Regular readers are familiar with a quotation from Alan Greenspan, which has been used in a number of previous pieces, dating back to 1966:

In the absence of the gold standard, there is no way to protect savings from confiscation through inflation.

Standing alone, the quote appears profound, perhaps even heroic, given the sea of paper-pushing, banker dogma which surrounded that quote, and continues to surround it to this day. Indeed, many readers may have asked themselves: how could 1966 Alan Greenspan have ended up as Chairman of the Federal Reserve, just over twenty years later?

How could the same, supposed, man-of-the-people who “warned us” about the evils of inflation (i.e. banker money-printing) have ended up as the High Priest of Inflation, and thus the principal thief responsible for “confiscating” the wealth/savings of people all around the Western world?

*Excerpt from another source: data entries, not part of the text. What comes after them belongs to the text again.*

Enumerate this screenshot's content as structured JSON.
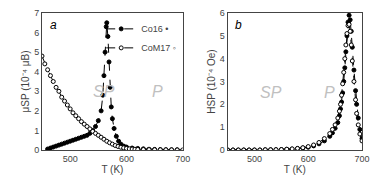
{
  "chart_data": [
    {
      "type": "line",
      "title": "a",
      "xlabel": "T (K)",
      "ylabel": "μSP (10⁻⁴ μB)",
      "xlim": [
        450,
        700
      ],
      "ylim": [
        0,
        7
      ],
      "xticks": [
        500,
        600,
        700
      ],
      "yticks": [
        0,
        1,
        2,
        3,
        4,
        5,
        6,
        7
      ],
      "legend": "upper right",
      "annotations": [
        {
          "text": "SP",
          "x": 560,
          "y": 3.0,
          "color": "#c0c0c0"
        },
        {
          "text": "P",
          "x": 655,
          "y": 3.0,
          "color": "#c0c0c0"
        }
      ],
      "series": [
        {
          "name": "Co16 •",
          "color": "black",
          "marker": "filled circle",
          "line_style": "dashed",
          "x": [
            460,
            465,
            470,
            475,
            480,
            485,
            490,
            495,
            500,
            505,
            510,
            515,
            520,
            525,
            530,
            535,
            540,
            545,
            550,
            555,
            558,
            560,
            562,
            564,
            565,
            567,
            569,
            571,
            573,
            575,
            578,
            582,
            586,
            590,
            595,
            600,
            610,
            620,
            630,
            640,
            650,
            660,
            670,
            680,
            690
          ],
          "values": [
            0.05,
            0.1,
            0.15,
            0.2,
            0.25,
            0.3,
            0.35,
            0.4,
            0.45,
            0.5,
            0.55,
            0.6,
            0.65,
            0.7,
            0.75,
            0.85,
            1.0,
            1.2,
            1.5,
            2.0,
            2.8,
            3.8,
            5.0,
            6.3,
            6.5,
            5.8,
            4.5,
            3.2,
            2.2,
            1.6,
            1.1,
            0.7,
            0.45,
            0.3,
            0.2,
            0.15,
            0.1,
            0.08,
            0.06,
            0.04,
            0.03,
            0.02,
            0.015,
            0.01,
            0.008
          ]
        },
        {
          "name": "CoM17 ◦",
          "color": "black",
          "marker": "open circle",
          "line_style": "dashed",
          "x": [
            450,
            455,
            460,
            465,
            470,
            475,
            480,
            485,
            490,
            495,
            500,
            505,
            510,
            515,
            520,
            525,
            530,
            535,
            540,
            545,
            550,
            555,
            560,
            565,
            570,
            575,
            580,
            585,
            590,
            595,
            600,
            605,
            610,
            615,
            620,
            630,
            640,
            650,
            660,
            670,
            680,
            690,
            700
          ],
          "values": [
            4.8,
            4.4,
            4.1,
            3.8,
            3.5,
            3.2,
            3.0,
            2.7,
            2.5,
            2.3,
            2.1,
            1.9,
            1.75,
            1.6,
            1.45,
            1.32,
            1.2,
            1.08,
            0.95,
            0.85,
            0.75,
            0.65,
            0.55,
            0.45,
            0.37,
            0.3,
            0.23,
            0.18,
            0.14,
            0.11,
            0.08,
            0.06,
            0.05,
            0.04,
            0.03,
            0.025,
            0.02,
            0.015,
            0.012,
            0.01,
            0.008,
            0.006,
            0.005
          ]
        }
      ]
    },
    {
      "type": "line",
      "title": "b",
      "xlabel": "T (K)",
      "ylabel": "HSP (10⁻⁴ Oe)",
      "xlim": [
        450,
        700
      ],
      "ylim": [
        0,
        6
      ],
      "xticks": [
        500,
        600,
        700
      ],
      "yticks": [
        0,
        1,
        2,
        3,
        4,
        5,
        6
      ],
      "annotations": [
        {
          "text": "SP",
          "x": 530,
          "y": 2.5,
          "color": "#c0c0c0"
        },
        {
          "text": "P",
          "x": 640,
          "y": 2.5,
          "color": "#c0c0c0"
        }
      ],
      "series": [
        {
          "name": "Co16 •",
          "color": "black",
          "marker": "filled circle",
          "line_style": "dashed",
          "x": [
            450,
            460,
            470,
            480,
            490,
            500,
            510,
            520,
            530,
            540,
            550,
            560,
            570,
            580,
            590,
            600,
            610,
            620,
            630,
            640,
            645,
            650,
            655,
            658,
            660,
            662,
            664,
            666,
            668,
            670,
            672,
            674,
            676,
            678,
            680,
            682,
            685,
            688,
            690,
            693,
            696,
            700
          ],
          "values": [
            0.0,
            0.0,
            0.0,
            0.0,
            0.0,
            0.0,
            0.0,
            0.01,
            0.01,
            0.01,
            0.02,
            0.03,
            0.04,
            0.06,
            0.09,
            0.12,
            0.18,
            0.27,
            0.4,
            0.6,
            0.75,
            0.95,
            1.2,
            1.5,
            1.8,
            2.1,
            2.5,
            3.0,
            3.6,
            4.3,
            5.0,
            5.6,
            5.9,
            5.7,
            5.2,
            4.5,
            3.5,
            2.6,
            2.0,
            1.4,
            0.9,
            0.5
          ]
        },
        {
          "name": "CoM17 ◦",
          "color": "black",
          "marker": "open circle",
          "line_style": "dashed",
          "x": [
            450,
            460,
            470,
            480,
            490,
            500,
            510,
            520,
            530,
            540,
            550,
            560,
            570,
            580,
            590,
            600,
            610,
            620,
            630,
            640,
            645,
            650,
            655,
            658,
            660,
            662,
            664,
            666,
            668,
            670,
            672,
            674,
            676,
            678,
            680,
            682,
            685,
            688,
            690,
            693,
            696,
            700
          ],
          "values": [
            0.0,
            0.0,
            0.0,
            0.0,
            0.0,
            0.0,
            0.0,
            0.01,
            0.01,
            0.015,
            0.02,
            0.035,
            0.05,
            0.07,
            0.1,
            0.15,
            0.22,
            0.33,
            0.5,
            0.72,
            0.9,
            1.1,
            1.4,
            1.7,
            2.0,
            2.4,
            2.9,
            3.4,
            4.0,
            4.6,
            5.1,
            5.45,
            5.5,
            5.2,
            4.6,
            3.9,
            3.0,
            2.2,
            1.6,
            1.1,
            0.7,
            0.4
          ]
        }
      ]
    }
  ]
}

The answer to that question is that Alan Greenspan is, literally, the farthest thing from a “man of the people.” More specifically, when Greenspan uttered his prophetic words, he was not warning us. This becomes apparent as soon as we expand upon Greenspan’s 1966 quote, by adding further context. The paragraph (near the end) which starts with the quote above, ends with this sentence:

The financial policy of the welfare state requires that there be no way for the owners of wealth to protect themselves. [emphasis mine]

Suddenly, our Hero takes on a different complexion. His “warning” was intended only for “the Owners of wealth”, i.e. Greenspan’s warning was intended exclusively for the Wealthy. Of far greater importance, isfrom whom Greenspan believed that the Wealthy required their “protection” (via the gold standard). We see this clearly in the first two sentences of the next paragraph.

This is the shabby secret of the welfare statists’ tirades against the gold standard. Deficit spending is simply a scheme for the confiscation of wealth.